Четверг, 30 декабря 1875 года

<…> Хотелось бы мне обладать талантом всех писателей, вместе взятых, чтобы правдиво изобразить мое глубокое отчаяние, раненое мое самолюбие, все мои несбывшиеся желания. Стоит мне чего-нибудь пожелать – и этого не будет!

Попадется ли мне когда-нибудь бездомный пес, голодный, которого лупят все уличные мальчишки, или лошадь, которая с утра до ночи возит тяжеленные телеги, или осел на мельнице, или церковная крыса, или безработный учитель математики, или поп-расстрига – ну хоть кто-нибудь, достаточно жалкий, убогий, несчастный, униженный, забитый, чтобы можно было сравнить его со мной?

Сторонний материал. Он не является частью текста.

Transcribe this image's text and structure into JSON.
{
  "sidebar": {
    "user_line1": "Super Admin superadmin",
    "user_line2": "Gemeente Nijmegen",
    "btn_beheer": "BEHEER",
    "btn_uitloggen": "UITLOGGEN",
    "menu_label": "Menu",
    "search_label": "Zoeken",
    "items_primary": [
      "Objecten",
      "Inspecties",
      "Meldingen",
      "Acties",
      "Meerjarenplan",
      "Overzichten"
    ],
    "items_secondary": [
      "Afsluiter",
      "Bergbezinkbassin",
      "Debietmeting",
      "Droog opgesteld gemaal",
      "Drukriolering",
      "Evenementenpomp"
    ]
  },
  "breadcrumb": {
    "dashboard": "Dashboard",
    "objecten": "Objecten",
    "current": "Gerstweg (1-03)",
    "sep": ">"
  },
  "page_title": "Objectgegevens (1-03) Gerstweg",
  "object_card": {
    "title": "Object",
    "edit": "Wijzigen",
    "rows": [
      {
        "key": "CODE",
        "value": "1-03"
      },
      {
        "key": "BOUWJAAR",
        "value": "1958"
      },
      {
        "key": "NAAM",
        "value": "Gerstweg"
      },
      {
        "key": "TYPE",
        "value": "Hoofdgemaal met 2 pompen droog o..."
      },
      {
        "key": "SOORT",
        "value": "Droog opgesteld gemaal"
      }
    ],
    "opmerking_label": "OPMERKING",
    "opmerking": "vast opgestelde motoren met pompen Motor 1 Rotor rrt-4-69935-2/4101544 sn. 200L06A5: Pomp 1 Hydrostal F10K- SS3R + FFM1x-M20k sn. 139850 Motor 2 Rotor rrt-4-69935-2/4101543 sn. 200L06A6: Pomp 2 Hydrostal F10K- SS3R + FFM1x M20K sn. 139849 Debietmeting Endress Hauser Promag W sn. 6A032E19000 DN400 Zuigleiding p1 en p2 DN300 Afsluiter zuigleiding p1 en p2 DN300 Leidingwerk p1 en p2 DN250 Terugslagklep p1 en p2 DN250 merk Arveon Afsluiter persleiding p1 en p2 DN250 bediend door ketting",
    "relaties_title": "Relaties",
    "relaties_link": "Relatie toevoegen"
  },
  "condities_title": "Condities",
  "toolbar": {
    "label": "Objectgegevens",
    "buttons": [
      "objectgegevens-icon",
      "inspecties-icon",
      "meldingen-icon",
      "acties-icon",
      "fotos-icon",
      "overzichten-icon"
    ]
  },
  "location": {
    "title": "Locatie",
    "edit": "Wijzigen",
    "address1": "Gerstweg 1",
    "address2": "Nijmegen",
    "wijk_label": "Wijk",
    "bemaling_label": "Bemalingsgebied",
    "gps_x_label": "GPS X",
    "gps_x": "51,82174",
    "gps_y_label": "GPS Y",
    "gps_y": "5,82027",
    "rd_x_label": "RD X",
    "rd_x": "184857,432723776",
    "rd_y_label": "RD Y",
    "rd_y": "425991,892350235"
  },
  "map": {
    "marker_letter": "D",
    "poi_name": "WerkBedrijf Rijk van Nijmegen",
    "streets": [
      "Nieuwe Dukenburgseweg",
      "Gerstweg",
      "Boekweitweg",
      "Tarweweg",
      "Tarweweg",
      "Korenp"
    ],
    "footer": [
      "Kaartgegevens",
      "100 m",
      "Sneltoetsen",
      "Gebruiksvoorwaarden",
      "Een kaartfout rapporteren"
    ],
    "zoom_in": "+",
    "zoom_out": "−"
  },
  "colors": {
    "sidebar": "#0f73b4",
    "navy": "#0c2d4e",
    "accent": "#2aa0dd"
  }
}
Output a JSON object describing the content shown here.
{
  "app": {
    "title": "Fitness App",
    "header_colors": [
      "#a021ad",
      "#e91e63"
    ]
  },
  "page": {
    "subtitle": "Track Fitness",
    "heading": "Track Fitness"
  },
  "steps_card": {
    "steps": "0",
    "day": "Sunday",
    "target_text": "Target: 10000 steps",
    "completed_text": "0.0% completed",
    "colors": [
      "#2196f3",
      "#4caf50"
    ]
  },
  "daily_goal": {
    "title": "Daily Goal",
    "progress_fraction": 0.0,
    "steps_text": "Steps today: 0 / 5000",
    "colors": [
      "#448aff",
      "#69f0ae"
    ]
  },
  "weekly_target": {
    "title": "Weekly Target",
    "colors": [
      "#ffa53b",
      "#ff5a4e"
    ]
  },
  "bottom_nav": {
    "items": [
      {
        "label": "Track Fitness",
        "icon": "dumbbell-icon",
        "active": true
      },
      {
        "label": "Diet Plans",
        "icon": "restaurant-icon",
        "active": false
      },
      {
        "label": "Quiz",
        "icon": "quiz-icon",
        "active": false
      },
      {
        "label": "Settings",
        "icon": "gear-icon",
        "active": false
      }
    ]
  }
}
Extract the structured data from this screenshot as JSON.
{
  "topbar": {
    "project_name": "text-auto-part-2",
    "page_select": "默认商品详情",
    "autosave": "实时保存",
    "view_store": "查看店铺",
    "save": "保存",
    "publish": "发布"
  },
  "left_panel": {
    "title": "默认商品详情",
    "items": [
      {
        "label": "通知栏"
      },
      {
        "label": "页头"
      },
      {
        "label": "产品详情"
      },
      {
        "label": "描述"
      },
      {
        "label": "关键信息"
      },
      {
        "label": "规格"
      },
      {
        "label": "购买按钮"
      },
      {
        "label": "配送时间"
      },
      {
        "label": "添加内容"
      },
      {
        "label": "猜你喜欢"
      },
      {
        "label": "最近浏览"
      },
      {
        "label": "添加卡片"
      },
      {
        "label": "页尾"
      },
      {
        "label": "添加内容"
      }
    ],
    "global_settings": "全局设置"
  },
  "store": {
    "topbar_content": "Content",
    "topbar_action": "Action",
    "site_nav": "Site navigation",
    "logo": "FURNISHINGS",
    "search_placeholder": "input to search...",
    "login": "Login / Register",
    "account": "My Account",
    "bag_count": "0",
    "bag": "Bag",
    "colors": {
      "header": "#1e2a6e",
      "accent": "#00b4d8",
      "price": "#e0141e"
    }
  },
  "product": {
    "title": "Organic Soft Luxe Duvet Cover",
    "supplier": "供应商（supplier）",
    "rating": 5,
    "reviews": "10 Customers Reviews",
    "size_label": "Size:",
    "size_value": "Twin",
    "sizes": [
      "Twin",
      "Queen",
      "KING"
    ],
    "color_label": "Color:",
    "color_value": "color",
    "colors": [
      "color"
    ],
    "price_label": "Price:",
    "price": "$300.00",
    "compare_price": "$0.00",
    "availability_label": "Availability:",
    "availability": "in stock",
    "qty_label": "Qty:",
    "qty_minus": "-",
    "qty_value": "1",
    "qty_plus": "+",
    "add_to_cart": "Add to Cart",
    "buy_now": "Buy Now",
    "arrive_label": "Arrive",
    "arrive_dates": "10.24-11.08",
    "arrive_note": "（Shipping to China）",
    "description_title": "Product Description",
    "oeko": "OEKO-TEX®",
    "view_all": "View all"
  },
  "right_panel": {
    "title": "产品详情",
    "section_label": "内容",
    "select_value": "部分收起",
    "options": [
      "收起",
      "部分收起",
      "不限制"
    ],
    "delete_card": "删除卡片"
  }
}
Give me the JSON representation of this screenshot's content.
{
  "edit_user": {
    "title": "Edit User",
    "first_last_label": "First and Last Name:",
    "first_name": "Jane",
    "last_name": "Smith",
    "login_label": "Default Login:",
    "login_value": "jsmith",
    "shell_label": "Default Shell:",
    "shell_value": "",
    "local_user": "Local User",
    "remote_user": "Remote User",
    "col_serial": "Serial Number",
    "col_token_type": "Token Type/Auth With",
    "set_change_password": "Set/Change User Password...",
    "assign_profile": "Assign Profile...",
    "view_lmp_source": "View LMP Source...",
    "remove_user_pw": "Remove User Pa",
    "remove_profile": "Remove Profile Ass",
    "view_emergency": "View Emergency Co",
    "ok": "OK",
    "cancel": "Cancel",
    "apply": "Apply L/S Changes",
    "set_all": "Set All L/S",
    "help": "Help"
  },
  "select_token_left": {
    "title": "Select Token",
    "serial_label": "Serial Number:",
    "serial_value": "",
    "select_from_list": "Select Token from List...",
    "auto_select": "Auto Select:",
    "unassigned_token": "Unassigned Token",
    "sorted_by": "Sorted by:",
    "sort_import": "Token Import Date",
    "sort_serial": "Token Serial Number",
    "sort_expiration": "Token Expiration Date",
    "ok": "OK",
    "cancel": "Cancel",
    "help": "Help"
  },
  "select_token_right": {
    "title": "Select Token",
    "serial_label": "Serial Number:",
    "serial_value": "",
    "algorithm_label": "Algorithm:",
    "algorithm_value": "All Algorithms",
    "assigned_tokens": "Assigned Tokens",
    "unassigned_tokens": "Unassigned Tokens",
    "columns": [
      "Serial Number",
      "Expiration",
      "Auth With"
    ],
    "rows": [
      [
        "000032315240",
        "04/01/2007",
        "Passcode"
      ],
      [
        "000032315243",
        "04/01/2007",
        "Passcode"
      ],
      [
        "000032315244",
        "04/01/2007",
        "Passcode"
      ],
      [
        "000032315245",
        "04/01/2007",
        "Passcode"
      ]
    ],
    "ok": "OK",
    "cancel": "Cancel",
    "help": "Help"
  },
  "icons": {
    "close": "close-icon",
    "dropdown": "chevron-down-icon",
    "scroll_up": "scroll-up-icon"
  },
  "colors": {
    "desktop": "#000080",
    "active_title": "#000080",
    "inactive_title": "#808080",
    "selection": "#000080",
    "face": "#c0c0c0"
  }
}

У меня есть платья, дом, хорошая еда, экипаж, ложи и места всюду, где их можно достать за деньги!

Сколько людей, у которых нет ничего, видят, как я проезжаю нарядная в экипаже, завидуют мне и думают, что я счастлива!

"De mici lamenti stancava il ciel". E lo stanca amara!

Но что делать, что делать! Где моя гордыня, где моя благородная гордость, где моя твердость! Раздавлено, все раздавлено!